On the facts of this application, having read the materials that are now before me, the defence material and the Crown material, it's clear that one of the issues on this application when it is ultimately heard will be whether the accused suffered prejudice as a result of the delay. In my view, it is not in the public interest to deny cross-examination of the accused because the effect of that is then that the 11(b) application would be decided on an incomplete record. And on that issue, I rely on the decision of R. v. Belousov, a decision of the Ontario Court of Justice in 2014 at paragraph 135, and the decision of R. v. Yu, also a decision of the Ontario Court of Justice in 2014 at paragraph 12.
Second Proposed Remedy: Adjournment of Trial Dates
This brings me to Mr. Ashurov's second request for a remedy, which is that the trial dates be adjourned without prejudice to his right to pursue the Charter remedies at a later date. I asked counsel to inquire with the trial co-ordinator's office about the possibility of the 11(b) motion being heard sometime between now and December 16th so that it would not be necessary to adjourn the trial dates. Although I noted at the time that I asked that I was concerned if the date was going to be too close to the scheduled trial date, that effectively if the remedy were granted of a stay on the 11(b) motion, it would lead to inefficient use of court resources because it may not be possible to reschedule the court time for other matters.

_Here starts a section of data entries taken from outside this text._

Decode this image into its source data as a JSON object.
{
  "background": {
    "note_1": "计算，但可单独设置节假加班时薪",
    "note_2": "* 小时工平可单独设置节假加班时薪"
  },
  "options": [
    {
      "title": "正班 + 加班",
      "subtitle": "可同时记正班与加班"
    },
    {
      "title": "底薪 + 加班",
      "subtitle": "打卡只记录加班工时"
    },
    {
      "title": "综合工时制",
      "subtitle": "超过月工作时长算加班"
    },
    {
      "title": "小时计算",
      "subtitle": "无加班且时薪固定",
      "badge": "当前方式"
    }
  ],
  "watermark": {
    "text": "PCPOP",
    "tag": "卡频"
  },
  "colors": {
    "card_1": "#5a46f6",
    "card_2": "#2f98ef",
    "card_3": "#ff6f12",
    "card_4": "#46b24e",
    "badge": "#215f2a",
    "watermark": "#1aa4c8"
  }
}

After the break, counsel came back and advised me that the only available date is December the 9th, 2014, as a possibility for the 11(b) motion. Counsel quite fairly also advised me that dates had been offered in November, one or two dates, but were either not available to defence counsel or not available to Crown counsel. I note the authority of the Supreme Court of Canada in R. v. Godin, that defence counsel is not required to keep his calendar permanently open to be available, and so I don't take anything into account about the fact that defence counsel was not able to take a date in November to be able to argue this application.

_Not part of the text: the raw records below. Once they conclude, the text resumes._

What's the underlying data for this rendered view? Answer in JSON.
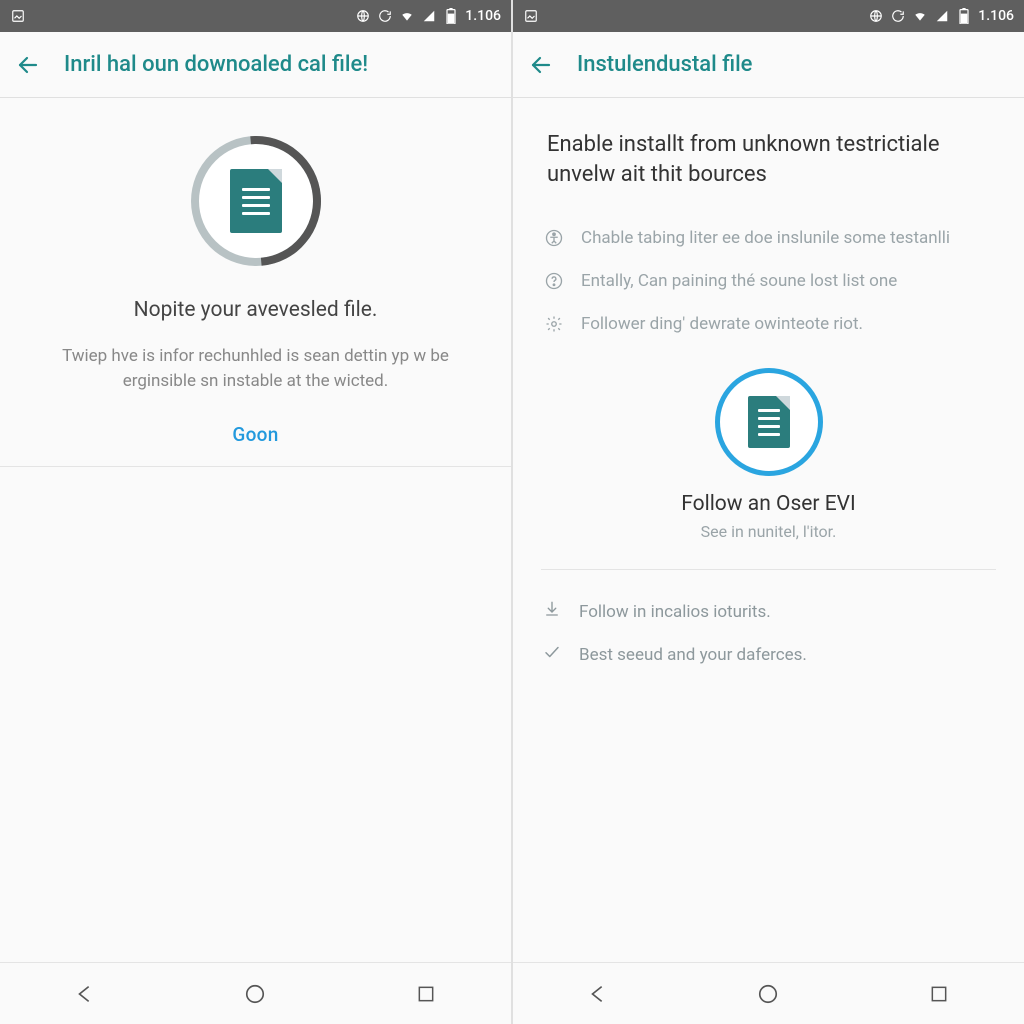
{
  "colors": {
    "accent": "#1f8a8a",
    "link": "#2299dd",
    "ring": "#2aa5e0"
  },
  "status": {
    "time": "1.106",
    "icons": [
      "image-icon",
      "globe-icon",
      "refresh-icon",
      "wifi-icon",
      "signal-icon",
      "battery-icon"
    ]
  },
  "left": {
    "appbar_title": "Inril hal oun downoaled cal file!",
    "hero_title": "Nopite your avevesled file.",
    "hero_sub": "Twiep hve is infor rechunhled is sean dettin yp w be erginsible sn instable at the wicted.",
    "button": "Goon"
  },
  "right": {
    "appbar_title": "Instulendustal file",
    "heading": "Enable installt from unknown testrictiale unvelw ait thit bources",
    "items": [
      "Chable tabing liter ee doe inslunile some testanlli",
      "Entally, Can paining thé soune lost list one",
      "Follower ding' dewrate owinteote riot."
    ],
    "mini_title": "Follow an Oser EVI",
    "mini_sub": "See in nunitel, l'itor.",
    "rows": [
      "Follow in incalios ioturits.",
      "Best seeud and your daferces."
    ]
  },
  "nav": {
    "back": "back",
    "home": "home",
    "recents": "recents"
  }
}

Pursuant to Rule 2.4(e), 11(b) motions are to be argued, subject to relief being granted by the court, at least 60 days in advance of the scheduled trial date so that court time will not be wasted. It's my holding that it would not be in the public interest to schedule this 11(b) motion for December 9th because it's so close to the scheduled trial date, and in the event that the Charter remedy of a stay were granted, it would lead to inefficient use of trial resources in that it may not be possible to reschedule that court time.
Conclusion
In the circumstances, in my view, the appropriate remedy is to adjourn both the 11(b) motion and the scheduled trial dates without prejudice to the defence right to renew the 11(b) motion, and if the defence chooses to seek other Charter relief, for example, such as costs. In coming to this conclusion, I considered the authorities of R. v. Yu, a decision of the Ontario Court of Justice in 2014 at paragraphs 5 to 22, and R. v. Belousov, also a decision of the Ontario Court of Justice in 2014 at paragraphs 133 to 143. So as a result, I will adjourn, subject to holding this matter down to allow counsel to attend at the trial co-ordinator's office again, adjourn the proceedings today and adjourn the trial dates of December 16th, 2014, and January 2nd, 2015.
...PROCEEDINGS ADJOURNED
Certificate of Transcript
FORM 2
I, G. Armstrong, certify that this document is a true and accurate transcription of the recording of R. v. Korzh, in the Ontario Court of Justice held at 7755 Hurontario St., Brampton, Ontario, taken from Recording No. 3111-H15-20141014-095413, which has been certified in Form 1 by A. Valentine.